Andersontown News, October 10, 2002 - http://www.irelandclick.com/

We say:

Stormont raid could not have been done better, Mr Orde

The raid achieved the very effect that it was meant to achieve – whether Mr Orde was in on it or not – and for that reason it was handled perfectly, writes Robin Livingstone.

Of course the PSNI knew damn well that they wouldn’t find a thing in the Sinn Féin office – the Shinners up there have been round too many corners to be caught out so easily.

That was why 40 peelers stood around playing with the peaks of their basebell caps while another twiddled his thumbs and whistled a bit before picking up the first two things to come to hand.

This wasn’t bad organisation or ineptitude – no cops are ever sent out on a job without knowing what they are supposed to be doing.

When they go to the 24-hour garage for crisps and Coke they’re well-briefed, for God’s sake.

And yet we are expected to believe that a raiding party of this size was dispatched on the most politically explosive peacetime policing action since Divis Street 1964 without any of them having the vaguest idea of what they were supposed to be doing, other than bumping into each other on the Stormont steps.

This was no Keystone Cops farce, rather it was a carefully choreographed danse macabre the implications of which could yet echo down through Irish history.

The raid on the Sinn Féin office was the blue touchpaper without which the other raids and arrests would have been a damp and sorry squib.

None of those taken into custody had a high enough profile to register more than a passing blip on the richter scale of unionist indignation.

Veteran republican Denis Donaldson was easily the best known, but before last Friday your average unionist would still have put him down as a cousin of Jeffrey.

And with unionists failing to work up even a mild harrumph about spiralling loyalist bloodshed, the arrest of a Belfast party apparatchik and the seizing of a duffle bag would have come a poor second to Paul Maskey being found guilty of fighting in a Dublin Abrekebabra.

Hugh Orde shouldn’t give up on that Stormont raid just yet, though.
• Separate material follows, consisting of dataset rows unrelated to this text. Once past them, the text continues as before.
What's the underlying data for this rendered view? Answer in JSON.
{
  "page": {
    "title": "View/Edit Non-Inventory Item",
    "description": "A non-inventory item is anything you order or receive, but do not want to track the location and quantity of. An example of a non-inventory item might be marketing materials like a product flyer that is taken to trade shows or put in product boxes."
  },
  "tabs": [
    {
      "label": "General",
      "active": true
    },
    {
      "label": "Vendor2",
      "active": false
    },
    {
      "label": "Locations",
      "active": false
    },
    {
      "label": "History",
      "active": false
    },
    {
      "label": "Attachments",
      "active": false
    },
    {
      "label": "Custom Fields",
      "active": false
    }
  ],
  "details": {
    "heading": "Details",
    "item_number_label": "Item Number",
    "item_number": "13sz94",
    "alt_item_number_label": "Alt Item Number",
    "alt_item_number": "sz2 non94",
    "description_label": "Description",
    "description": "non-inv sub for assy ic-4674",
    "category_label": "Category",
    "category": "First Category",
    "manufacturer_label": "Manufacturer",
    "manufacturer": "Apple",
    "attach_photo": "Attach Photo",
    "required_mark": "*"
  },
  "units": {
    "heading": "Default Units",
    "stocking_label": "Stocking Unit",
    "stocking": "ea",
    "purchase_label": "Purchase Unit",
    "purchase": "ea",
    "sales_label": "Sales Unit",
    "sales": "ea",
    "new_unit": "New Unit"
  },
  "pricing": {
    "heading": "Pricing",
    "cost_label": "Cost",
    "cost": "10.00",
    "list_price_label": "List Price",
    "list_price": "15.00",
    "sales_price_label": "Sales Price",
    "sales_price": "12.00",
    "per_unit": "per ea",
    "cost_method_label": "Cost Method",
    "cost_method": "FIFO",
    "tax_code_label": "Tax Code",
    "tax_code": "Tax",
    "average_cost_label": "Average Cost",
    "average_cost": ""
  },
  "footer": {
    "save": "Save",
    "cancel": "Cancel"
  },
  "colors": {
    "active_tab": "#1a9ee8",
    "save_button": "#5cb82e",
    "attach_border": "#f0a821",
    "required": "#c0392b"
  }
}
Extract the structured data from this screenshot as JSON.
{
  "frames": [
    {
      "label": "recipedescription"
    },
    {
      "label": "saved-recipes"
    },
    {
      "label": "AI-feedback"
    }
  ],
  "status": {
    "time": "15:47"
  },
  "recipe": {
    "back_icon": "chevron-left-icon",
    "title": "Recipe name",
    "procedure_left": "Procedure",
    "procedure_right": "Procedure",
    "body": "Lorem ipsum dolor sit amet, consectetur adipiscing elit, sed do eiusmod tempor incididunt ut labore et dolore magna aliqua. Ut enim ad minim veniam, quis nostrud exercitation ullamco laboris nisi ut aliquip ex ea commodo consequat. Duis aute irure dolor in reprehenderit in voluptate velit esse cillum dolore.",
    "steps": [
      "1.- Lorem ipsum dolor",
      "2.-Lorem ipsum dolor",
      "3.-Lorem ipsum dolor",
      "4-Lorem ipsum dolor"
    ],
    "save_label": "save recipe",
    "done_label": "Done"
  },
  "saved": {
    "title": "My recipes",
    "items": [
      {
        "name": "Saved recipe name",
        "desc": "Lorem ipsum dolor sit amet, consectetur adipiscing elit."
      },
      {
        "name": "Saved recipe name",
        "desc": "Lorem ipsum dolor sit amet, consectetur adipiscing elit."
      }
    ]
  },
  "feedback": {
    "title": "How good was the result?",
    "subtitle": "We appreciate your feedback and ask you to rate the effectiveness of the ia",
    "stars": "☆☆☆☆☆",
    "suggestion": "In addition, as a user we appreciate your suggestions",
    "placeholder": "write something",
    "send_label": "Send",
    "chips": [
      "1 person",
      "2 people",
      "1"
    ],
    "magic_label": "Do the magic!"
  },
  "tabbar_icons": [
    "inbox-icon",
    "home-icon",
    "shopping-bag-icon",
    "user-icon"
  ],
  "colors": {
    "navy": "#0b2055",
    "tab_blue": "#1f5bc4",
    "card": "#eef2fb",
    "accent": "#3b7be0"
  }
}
That Windows ‘98 disc he gave back looked like a pirate copy to me.

The ironic part about the whole thing is that events of last week proved, if anything, that republicans are more committed to peace than even their sternest detractors could have believed.

The PSNI – with the unlimited technological resources of the British state behind them – say they were involved in a lengthy investigation into the activities of the IRA.

It is alleged that the most damning papers found involved the personal details of a senior British soldier and serving prison officers.

Quite why prison officers – bottom of the food chain of British state forces – would want to target screws when they haven’t got a single prisoner in jail is not entirely clear.

And if Hugh Orde were to order the arrest and detention of the hard drive of my office computer, it would quickly and without duress give up many facts and figures considerably more alarming than any of the above.

Is this, then, finally, all that the PSNI can come up with?

If it is, then there are going to be a few unreconstructed militarists in my local who are going to be very disappointed indeed.

Former NIO director of information officer Andy Wood has been writing a column in the Irish News for some time.

This week he was required to write something about that which he knows best. This is unusual, for he normally prefers to prattle on about left-handed tin-openers and dogs moulting on the sofa.

It’s a bit like a Washington newspaper hiring Henry Kissinger to write a gardening column – and the Irish News wonders why its circulation is falling faster than the leaves in Colin Glen.

Go figure. Anyway, Andy’s latest amusing thoughts on the weather and Big Brother were put to the side this week and he wrote instead about the alleged crimes of Stormont messenger William Mackessy.

Wood wrote of the documents to which Mackessy – or any other messenger – would have had access:

“There was nothing in any of them which could truly be called ‘intelligence material’.” He added that sensitive security material is conducted on securely encrypted electronic security systems to which messengers have no access.

David Trimble claims that this is all ten times bigger than Watergate.

Ho, hum. And he further claims – with the enthusiastic, and thankfully little-read – endorsement of the Irish News that the only way out of this mess is for the IRA to disband.

A million mirthless laughs are heard the length and breadth of Ireland, because of all the demands placed on republicans thus far, it is all too obvious that this is the most preposterous and undeliverable.

Let’s say the IRA was to disband tomorrow. Does anyone really believe that the Trimbles, Donaldsons, Paisleys and Burnsides of this world wouldn’t continue to blame the IRA for every pub car park fight and every peaceline stone thrown; that the loyalists wouldn’t continue to blast away to their hearts’ content while the unionists continue to obsess about a non-existent republican threat?

Even if the IRA was to commit mass hara-kiri tomorrow, it would continue to exist in a place from which it can never extricate itself, in a place where it does most damage – in the fixed and increasingly fevered mind of unionism.